Re: [PATCH v2 4/8] x86/sev: Enable PVALIDATE for PFNs without a valid virtual address

From: Edgecombe, Rick P
Date: Tue Nov 28 2023 - 13:59:40 EST


On Tue, 2023-11-28 at 18:08 +0000, Michael Kelley wrote:
> >
> > Sort of separately, if those vmalloc objections can't be worked
> > through, did you consider doing something like text_poke() does
> > (create
> > the temporary mapping in a temporary MM) for pvalidate purposes? I
> > don't know enough about what kind of special exceptions might popup
> > during that operation though, might be playing with fire...
>
> Interesting idea.  But from a quick glance at the text_poke() code,
> such an approach seems somewhat complex, and I suspect it will have
> the same perf issues (or worse) as creating a new vmalloc area for
> each PVALIDATE invocation.

Using new vmalloc area's will eventually result in a kernel shootdown,
but usually have no flushes. text_poke will always result in a local-
only flush.

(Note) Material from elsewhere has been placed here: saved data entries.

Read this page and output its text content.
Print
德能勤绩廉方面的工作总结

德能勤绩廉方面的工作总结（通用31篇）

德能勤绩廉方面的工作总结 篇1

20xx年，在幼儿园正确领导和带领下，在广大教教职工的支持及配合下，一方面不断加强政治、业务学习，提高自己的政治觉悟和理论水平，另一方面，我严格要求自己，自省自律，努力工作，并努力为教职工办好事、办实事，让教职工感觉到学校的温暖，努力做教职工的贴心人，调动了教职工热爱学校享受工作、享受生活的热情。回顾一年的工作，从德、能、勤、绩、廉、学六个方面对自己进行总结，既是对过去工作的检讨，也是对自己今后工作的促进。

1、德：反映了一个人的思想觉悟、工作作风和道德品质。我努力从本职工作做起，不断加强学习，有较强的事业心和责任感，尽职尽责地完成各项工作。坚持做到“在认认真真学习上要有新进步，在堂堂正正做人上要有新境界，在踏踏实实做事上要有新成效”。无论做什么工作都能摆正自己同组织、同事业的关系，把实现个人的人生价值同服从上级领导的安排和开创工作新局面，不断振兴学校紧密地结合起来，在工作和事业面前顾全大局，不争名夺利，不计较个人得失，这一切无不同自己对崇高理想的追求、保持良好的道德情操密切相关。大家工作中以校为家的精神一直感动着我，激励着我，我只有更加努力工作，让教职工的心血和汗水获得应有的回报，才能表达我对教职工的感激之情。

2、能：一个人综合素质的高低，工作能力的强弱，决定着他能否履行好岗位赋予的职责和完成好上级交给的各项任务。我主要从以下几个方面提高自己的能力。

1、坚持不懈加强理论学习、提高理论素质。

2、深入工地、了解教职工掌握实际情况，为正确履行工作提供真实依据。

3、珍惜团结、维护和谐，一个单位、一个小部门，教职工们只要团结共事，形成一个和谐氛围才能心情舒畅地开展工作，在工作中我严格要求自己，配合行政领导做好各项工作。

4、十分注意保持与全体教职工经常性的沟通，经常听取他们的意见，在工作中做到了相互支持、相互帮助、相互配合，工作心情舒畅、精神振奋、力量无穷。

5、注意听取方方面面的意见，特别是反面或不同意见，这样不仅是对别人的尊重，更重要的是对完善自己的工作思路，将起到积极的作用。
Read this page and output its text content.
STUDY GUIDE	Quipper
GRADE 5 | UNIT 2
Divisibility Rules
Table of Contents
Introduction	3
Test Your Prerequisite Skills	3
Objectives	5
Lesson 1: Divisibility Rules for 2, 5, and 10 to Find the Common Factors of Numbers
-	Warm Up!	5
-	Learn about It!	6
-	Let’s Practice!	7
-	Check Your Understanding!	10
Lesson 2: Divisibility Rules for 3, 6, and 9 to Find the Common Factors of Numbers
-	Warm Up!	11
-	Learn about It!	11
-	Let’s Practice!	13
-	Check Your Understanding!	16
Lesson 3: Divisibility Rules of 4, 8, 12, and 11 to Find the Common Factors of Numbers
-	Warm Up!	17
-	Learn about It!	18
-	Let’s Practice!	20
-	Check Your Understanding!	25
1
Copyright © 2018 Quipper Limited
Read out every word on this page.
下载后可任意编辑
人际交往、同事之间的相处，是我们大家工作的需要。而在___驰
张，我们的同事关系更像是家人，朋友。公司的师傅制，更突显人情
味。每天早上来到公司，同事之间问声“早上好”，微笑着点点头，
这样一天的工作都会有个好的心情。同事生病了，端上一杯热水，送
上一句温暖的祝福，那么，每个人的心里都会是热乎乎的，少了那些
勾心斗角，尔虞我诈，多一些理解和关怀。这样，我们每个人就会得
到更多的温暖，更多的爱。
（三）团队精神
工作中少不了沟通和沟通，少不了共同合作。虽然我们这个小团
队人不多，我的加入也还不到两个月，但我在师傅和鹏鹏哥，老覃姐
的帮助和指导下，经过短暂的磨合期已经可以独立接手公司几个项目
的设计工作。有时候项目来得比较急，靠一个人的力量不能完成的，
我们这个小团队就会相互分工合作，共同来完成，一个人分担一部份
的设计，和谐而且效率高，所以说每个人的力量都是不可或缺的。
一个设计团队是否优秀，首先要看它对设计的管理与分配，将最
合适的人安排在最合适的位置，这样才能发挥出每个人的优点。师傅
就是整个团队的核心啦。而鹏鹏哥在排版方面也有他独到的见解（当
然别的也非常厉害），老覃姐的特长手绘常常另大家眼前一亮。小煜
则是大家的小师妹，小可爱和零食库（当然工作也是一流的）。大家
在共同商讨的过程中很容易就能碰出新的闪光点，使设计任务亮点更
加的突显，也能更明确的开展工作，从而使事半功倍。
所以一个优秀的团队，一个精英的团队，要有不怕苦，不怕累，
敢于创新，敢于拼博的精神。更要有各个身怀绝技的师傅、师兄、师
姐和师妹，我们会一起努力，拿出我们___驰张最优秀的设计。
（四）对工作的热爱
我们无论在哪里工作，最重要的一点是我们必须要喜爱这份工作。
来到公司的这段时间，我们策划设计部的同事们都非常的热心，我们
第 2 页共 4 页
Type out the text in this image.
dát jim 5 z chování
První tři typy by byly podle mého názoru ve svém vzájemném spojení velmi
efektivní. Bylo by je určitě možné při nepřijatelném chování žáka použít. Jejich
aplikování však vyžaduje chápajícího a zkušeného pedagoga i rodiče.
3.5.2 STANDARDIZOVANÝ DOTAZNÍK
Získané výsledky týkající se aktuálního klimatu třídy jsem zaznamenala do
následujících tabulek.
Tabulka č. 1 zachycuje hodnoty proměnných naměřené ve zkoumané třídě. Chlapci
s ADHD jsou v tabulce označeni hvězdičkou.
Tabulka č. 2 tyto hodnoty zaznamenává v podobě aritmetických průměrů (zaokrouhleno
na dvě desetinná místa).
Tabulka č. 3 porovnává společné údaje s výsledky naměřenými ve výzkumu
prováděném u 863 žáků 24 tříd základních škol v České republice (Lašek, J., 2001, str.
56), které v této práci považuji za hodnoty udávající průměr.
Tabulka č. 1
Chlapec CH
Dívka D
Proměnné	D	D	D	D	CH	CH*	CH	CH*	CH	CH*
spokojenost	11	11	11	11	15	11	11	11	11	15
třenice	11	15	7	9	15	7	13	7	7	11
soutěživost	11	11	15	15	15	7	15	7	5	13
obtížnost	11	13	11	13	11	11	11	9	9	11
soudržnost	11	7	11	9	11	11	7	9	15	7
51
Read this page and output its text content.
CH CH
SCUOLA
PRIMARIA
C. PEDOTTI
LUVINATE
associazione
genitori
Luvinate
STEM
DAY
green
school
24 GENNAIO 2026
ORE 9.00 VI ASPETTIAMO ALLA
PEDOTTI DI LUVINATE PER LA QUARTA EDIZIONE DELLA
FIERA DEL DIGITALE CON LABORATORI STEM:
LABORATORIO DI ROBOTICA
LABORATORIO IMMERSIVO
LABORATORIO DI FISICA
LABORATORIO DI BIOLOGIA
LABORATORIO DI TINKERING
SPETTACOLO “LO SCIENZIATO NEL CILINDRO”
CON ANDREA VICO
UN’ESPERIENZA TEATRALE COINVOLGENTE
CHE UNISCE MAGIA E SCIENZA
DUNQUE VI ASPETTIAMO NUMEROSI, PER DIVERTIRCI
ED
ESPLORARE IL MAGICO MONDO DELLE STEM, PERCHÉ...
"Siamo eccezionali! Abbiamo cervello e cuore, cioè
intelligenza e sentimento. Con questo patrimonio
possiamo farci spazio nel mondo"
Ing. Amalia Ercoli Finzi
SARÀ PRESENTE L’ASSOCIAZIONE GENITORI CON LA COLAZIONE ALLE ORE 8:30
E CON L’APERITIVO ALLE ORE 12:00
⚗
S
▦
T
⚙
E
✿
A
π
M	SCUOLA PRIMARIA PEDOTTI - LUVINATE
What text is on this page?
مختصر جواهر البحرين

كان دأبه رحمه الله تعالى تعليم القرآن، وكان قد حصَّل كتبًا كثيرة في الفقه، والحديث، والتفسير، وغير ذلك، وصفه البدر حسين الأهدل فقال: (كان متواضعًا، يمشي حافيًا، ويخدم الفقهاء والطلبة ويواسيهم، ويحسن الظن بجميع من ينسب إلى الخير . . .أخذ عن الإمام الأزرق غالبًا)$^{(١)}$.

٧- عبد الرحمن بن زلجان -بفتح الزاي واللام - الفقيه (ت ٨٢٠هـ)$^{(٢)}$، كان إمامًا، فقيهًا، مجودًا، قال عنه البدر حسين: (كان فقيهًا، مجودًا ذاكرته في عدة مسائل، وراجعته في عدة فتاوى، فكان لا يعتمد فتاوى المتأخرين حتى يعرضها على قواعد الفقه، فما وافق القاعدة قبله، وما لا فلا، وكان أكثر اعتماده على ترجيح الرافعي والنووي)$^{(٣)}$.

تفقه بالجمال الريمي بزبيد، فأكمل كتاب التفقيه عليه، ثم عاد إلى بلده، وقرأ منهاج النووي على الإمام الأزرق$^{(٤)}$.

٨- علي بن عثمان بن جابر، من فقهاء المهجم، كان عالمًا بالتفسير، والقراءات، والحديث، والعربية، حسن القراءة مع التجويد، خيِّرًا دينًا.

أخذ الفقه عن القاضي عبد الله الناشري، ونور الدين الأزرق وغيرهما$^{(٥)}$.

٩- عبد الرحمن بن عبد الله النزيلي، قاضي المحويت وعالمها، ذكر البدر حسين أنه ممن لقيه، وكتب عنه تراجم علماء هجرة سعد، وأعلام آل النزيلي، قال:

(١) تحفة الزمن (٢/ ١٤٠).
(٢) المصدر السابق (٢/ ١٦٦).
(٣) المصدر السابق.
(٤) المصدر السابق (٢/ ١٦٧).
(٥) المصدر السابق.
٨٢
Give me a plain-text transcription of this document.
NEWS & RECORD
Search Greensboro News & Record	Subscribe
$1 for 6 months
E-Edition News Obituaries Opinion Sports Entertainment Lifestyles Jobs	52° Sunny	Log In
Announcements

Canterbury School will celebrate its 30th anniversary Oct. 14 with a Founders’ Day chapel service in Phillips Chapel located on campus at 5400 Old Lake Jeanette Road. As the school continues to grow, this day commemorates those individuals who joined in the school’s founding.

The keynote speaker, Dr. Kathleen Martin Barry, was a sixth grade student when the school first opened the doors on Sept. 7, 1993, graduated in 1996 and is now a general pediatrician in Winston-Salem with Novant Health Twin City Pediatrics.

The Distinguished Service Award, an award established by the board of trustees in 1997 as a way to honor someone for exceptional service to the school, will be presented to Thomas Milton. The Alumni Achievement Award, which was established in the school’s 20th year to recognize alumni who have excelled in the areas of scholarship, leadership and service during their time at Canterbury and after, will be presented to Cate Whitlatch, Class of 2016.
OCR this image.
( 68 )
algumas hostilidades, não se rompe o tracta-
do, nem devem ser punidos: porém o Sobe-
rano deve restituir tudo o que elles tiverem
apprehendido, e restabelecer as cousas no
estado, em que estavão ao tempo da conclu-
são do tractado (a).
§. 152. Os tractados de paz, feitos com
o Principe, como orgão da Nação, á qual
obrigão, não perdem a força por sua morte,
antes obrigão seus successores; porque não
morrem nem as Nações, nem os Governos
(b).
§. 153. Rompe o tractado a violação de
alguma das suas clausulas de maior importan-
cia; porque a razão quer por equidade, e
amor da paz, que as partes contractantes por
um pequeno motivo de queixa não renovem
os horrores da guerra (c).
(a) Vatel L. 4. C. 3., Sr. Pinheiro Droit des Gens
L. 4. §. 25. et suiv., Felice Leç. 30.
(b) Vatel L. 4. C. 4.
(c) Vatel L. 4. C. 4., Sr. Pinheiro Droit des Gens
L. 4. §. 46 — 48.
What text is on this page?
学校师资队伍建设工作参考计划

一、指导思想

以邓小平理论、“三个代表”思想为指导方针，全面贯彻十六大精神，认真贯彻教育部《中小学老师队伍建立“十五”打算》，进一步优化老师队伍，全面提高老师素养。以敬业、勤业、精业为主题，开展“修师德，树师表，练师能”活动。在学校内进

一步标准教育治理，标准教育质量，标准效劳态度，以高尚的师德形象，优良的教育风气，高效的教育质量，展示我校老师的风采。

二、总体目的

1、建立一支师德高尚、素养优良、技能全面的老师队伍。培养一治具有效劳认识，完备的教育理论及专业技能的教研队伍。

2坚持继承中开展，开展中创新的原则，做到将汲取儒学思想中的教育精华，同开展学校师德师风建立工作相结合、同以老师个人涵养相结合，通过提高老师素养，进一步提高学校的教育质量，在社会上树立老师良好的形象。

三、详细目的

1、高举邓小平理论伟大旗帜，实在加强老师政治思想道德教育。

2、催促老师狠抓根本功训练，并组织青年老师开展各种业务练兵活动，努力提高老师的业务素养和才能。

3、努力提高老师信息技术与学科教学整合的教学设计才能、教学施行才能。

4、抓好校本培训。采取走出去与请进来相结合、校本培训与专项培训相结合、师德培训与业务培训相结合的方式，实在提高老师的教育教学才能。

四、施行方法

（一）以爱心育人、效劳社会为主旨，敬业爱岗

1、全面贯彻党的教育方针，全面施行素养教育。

So at least whatever slowdown there is would only affect
the calling thread.

As for complexity, I think it might be simple to implement actually.
What kind of special exceptions could come out of pvalidate, I'm not so
sure. But the kernel terminates the VM on failure anyway, so maybe it's
not an issue?

diff --git a/arch/x86/kernel/alternative.c
b/arch/x86/kernel/alternative.c
index 73be3931e4f0..a13293564eeb 100644
--- a/arch/x86/kernel/alternative.c
+++ b/arch/x86/kernel/alternative.c
@@ -1905,6 +1905,16 @@ void *text_poke(void *addr, const void *opcode,
size_t len)
return __text_poke(text_poke_memcpy, addr, opcode, len);
}

+static void text_poke_pvalidate(void *dst, const void *src, size_t
len)
+{
+ pvalidate(dst, len, true); // if fail, terminate
+}
+
+void *pvalidated_poke(void *addr)
+{
+ return __text_poke(text_poke_pvalidate, addr, NULL, PAGE_SIZE);
+}
+
/**
* text_poke_kgdb - Update instructions on a live kernel by kgdb
* @addr: address to modify



>
> At this point, the complexity of creating the temp mapping for
> PVALIDATE is seeming excessive.  On balance it seems simpler to
> revert to an approach where the use of set_memory_np() and
> set_memory_p() is conditional.  It would be necessary when #VC
> and #VE exceptions are directed to a paravisor.  (This assumes the
> paravisor interface in the hypervisor callbacks does the natural
> thing
> of working with physical addresses, so there's no need for a temp
> mapping.)
>
> Optionally, the set_memory_np()/set_memory_p() approach could
> be used in other cases where the hypervisor callbacks work with
> physical addresses.  But it can't be used with cases where the
> hypervisor
> callbacks need valid virtual addresses.
>
> So on net, set_memory_np()/set_memory_p() would be used in
> the Hyper-V cases of TDX and SEV-SNP with a paravisor.   It could
> optionally be used with TDX with no paravisor, but my sense is
> that Kirill wants to keep TDX "as is" and let the exception handlers
> do the load_unaligned_zeropad() fixup.
>
> It could not be used with SEV-SNP with no paravisor.   Additional
> fixes
> may be needed on the SEV-SNP side to properly fixup
> load_unaligned_zeropad() accesses to a page that's in transition
> between encrypted and decrypted.
>

Yea, I don't know about this paravisor/exception stuff.